GPUdb.aggregate_k_means( table_name = None, column_names = None, k = None,
tolerance = None, options = {} )
This endpoint runs the k-means algorithm - a heuristic algorithm that attempts to do k-means clustering. An ideal k-means clustering algorithm selects k points such that the sum of the mean squared distances of each member of the set to the nearest of the k points is minimized. The k-means algorithm however does not necessarily produce such an ideal cluster. It begins with a randomly selected set of k points and then refines the location of the points iteratively and settles to a local minimum. Various parameters and options are provided to control the heuristic search.

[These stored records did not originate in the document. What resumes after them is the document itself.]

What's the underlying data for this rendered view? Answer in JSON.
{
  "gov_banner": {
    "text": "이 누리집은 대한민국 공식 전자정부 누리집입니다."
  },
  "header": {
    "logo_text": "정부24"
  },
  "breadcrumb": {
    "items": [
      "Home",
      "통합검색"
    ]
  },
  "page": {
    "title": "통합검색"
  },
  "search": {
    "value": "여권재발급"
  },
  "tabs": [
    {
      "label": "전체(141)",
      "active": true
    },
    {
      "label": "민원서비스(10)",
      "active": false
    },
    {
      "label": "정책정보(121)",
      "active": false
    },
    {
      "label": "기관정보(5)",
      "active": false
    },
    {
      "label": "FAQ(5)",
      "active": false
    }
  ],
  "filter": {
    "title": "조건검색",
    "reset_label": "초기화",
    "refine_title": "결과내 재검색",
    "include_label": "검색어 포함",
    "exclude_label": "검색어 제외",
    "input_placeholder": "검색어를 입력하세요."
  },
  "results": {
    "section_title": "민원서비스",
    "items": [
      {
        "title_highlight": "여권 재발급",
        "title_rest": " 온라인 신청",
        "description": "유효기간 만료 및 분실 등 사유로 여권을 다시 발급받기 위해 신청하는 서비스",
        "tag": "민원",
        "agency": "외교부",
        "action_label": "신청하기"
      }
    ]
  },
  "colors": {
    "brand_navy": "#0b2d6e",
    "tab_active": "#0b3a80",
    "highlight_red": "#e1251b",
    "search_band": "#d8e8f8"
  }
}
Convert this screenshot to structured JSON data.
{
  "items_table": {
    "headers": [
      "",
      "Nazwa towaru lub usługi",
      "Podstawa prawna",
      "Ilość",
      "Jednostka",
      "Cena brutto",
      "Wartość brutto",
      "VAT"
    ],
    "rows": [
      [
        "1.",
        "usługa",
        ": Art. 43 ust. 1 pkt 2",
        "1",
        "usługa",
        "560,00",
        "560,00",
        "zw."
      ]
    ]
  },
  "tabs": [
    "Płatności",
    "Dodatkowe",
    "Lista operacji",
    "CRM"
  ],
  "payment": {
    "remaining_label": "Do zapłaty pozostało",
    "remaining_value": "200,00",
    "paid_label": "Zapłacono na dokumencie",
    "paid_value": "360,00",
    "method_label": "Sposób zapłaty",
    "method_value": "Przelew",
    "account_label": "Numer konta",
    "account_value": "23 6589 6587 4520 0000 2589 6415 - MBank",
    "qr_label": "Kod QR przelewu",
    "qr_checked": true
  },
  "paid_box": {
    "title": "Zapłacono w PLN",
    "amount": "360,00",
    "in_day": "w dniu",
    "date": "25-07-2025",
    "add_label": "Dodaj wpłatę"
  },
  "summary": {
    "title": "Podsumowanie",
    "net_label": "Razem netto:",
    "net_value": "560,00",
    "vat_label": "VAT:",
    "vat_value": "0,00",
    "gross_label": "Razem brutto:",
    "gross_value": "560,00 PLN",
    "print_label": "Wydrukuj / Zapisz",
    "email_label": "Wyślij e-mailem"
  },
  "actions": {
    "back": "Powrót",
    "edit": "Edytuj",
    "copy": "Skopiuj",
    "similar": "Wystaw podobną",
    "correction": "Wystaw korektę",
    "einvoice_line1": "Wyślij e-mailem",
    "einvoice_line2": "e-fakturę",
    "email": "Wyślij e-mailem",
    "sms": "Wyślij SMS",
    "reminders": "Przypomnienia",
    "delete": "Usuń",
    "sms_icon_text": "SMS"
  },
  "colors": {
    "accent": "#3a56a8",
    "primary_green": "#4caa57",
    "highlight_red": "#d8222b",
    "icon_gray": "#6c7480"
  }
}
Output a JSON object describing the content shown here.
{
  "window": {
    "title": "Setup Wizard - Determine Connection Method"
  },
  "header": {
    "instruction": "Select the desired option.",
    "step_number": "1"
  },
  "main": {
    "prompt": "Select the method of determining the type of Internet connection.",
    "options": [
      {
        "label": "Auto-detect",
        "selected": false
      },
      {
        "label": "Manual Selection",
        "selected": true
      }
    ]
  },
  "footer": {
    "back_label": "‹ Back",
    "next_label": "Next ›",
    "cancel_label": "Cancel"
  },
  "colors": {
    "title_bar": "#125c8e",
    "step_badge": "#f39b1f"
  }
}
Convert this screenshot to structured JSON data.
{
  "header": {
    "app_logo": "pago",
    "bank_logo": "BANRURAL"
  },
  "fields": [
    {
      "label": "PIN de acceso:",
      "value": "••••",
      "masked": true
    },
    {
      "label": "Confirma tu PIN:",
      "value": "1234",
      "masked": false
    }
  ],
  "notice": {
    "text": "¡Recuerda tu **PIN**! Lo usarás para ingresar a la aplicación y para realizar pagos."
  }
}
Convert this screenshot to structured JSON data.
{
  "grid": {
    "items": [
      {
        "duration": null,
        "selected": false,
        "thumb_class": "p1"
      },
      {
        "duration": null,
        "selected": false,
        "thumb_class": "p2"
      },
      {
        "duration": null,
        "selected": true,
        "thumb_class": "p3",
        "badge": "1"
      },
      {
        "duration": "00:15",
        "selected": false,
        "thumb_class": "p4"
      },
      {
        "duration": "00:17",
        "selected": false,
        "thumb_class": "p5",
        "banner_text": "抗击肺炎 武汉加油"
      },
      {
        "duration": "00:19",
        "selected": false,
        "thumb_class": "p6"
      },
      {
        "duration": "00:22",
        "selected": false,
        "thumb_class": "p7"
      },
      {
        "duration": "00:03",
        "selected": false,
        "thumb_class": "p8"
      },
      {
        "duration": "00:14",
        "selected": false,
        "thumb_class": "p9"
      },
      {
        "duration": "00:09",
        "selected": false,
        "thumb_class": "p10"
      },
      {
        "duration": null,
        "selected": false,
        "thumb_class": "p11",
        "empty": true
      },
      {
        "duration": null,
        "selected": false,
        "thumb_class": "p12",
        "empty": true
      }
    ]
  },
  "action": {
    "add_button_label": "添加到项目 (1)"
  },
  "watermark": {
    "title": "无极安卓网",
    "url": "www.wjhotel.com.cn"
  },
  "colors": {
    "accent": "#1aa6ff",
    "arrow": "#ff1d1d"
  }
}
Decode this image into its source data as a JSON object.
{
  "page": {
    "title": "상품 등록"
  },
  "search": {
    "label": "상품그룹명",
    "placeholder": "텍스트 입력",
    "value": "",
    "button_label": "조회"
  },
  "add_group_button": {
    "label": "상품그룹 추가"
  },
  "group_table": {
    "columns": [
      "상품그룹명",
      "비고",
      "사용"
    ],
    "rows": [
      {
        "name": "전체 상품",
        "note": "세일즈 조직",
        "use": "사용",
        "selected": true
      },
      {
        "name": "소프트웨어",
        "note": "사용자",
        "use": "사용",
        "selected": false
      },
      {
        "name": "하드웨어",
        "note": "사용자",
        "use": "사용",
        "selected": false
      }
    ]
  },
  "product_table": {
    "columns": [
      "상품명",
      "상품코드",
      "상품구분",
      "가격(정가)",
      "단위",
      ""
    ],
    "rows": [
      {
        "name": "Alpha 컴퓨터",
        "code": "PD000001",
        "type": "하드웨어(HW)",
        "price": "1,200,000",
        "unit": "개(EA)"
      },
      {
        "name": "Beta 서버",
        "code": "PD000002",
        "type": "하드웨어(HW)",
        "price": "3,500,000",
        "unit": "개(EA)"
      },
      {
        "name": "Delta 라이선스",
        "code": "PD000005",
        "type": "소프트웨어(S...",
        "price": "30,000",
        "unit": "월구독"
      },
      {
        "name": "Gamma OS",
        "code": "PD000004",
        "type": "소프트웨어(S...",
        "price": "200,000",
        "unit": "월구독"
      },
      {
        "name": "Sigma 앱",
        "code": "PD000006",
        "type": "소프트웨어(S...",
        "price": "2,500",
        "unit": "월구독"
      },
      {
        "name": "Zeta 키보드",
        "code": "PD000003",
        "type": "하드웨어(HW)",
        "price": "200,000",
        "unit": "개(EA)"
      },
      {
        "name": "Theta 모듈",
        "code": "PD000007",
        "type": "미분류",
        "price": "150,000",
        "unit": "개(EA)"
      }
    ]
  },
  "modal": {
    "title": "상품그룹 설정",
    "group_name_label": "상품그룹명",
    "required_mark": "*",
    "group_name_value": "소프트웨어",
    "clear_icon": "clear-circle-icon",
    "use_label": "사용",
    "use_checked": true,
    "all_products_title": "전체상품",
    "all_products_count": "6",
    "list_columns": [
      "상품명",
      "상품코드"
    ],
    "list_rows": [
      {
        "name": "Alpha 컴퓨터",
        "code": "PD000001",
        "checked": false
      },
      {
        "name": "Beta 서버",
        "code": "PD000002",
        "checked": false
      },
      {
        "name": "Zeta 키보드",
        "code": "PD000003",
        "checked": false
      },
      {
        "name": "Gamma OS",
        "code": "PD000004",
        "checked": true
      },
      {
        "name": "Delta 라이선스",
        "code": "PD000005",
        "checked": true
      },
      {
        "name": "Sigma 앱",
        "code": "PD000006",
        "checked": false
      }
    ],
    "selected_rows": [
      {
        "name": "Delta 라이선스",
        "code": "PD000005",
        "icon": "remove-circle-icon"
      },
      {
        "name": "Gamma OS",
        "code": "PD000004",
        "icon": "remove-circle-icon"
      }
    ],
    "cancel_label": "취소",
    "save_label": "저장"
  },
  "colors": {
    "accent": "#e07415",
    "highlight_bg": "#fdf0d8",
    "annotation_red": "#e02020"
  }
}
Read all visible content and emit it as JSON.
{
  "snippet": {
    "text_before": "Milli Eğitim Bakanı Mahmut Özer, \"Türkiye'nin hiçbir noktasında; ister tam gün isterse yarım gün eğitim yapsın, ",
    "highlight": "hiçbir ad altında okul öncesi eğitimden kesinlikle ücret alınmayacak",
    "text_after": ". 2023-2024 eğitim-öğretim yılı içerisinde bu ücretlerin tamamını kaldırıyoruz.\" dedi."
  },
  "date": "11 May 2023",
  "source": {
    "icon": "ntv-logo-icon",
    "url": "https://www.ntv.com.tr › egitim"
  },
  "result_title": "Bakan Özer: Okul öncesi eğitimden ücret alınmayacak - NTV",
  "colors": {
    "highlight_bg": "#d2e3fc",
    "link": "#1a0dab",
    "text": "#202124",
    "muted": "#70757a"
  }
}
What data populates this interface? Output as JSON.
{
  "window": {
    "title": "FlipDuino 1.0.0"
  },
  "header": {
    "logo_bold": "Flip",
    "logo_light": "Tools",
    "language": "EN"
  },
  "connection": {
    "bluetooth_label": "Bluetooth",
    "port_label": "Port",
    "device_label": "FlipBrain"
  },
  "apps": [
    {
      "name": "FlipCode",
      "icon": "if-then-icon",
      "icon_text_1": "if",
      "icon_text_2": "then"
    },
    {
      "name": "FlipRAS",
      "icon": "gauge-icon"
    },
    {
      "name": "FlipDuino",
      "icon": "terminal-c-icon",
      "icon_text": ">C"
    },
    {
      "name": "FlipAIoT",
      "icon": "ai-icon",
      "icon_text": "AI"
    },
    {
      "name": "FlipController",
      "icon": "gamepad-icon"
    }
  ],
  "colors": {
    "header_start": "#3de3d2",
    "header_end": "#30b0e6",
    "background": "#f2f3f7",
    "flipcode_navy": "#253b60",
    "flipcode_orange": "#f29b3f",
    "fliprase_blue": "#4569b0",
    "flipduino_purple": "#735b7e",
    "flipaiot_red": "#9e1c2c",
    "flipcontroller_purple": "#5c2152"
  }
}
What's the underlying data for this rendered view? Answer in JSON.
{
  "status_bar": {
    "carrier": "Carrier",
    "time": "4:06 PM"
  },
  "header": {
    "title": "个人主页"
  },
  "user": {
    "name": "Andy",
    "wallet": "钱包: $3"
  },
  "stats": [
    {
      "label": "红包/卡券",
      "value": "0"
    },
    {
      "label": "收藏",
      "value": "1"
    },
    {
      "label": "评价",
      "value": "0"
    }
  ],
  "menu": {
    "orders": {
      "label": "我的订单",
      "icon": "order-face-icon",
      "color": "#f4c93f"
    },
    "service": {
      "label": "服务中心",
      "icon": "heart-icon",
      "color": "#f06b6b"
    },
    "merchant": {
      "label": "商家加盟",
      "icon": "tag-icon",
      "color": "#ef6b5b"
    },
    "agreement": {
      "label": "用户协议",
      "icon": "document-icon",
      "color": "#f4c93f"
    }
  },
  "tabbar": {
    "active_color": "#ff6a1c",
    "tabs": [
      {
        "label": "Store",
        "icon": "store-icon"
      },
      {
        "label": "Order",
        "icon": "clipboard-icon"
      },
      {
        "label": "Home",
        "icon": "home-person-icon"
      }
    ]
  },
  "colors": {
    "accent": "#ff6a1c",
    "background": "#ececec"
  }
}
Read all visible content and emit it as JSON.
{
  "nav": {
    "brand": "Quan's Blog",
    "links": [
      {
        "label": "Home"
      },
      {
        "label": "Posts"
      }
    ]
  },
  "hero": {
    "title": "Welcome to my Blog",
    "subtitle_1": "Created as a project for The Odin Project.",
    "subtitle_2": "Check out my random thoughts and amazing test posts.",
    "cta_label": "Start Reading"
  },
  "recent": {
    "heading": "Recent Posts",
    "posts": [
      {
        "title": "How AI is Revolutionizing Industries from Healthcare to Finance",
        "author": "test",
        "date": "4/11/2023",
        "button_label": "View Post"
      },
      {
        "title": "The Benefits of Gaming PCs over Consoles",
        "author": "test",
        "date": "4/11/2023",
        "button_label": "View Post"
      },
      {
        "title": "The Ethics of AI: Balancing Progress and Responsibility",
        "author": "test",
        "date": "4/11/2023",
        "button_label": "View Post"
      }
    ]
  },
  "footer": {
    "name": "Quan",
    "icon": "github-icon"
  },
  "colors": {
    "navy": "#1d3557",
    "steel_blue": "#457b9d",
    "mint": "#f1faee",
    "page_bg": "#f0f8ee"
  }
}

Input Parameter Description
Name | Type | Description | ||||||||
---|---|---|---|---|---|---|---|---|---|---|
table_name | str | Name of the table on which the operation will be performed. Must be an existing table or collection. | ||||||||
column_names | list of str | List of column names on which the operation would be performed. If n columns are provided then each of the k result points will have n dimensions corresponding to the n columns. | ||||||||
k | int | The number of mean points to be determined by the algorithm. | ||||||||
tolerance | float | Stop iterating when the distances between successive points is less than the given tolerance. | ||||||||
options | dict of str | Optional parameters. Default value is an empty dict ( {} ).
|
Output Parameter Description
Name | Type | Description |
---|---|---|
means | list of lists of floats | The k-mean values found. |
counts | list of longs | The number of elements in the cluster closest the corresponding k-means values. |
rms_dists | list of floats | The root mean squared distance of the elements in the cluster for each of the k-means values. |
count | long | The total count of all the clusters - will be the size of the input table. |
rms_dist | float | The sum of all the rms_dists - the value the k-means algorithm is attempting to minimize. |
tolerance | float | The distance between the last two iterations of the algorithm before it quit. |
num_iters | int | The number of iterations the algorithm executed before it quit. |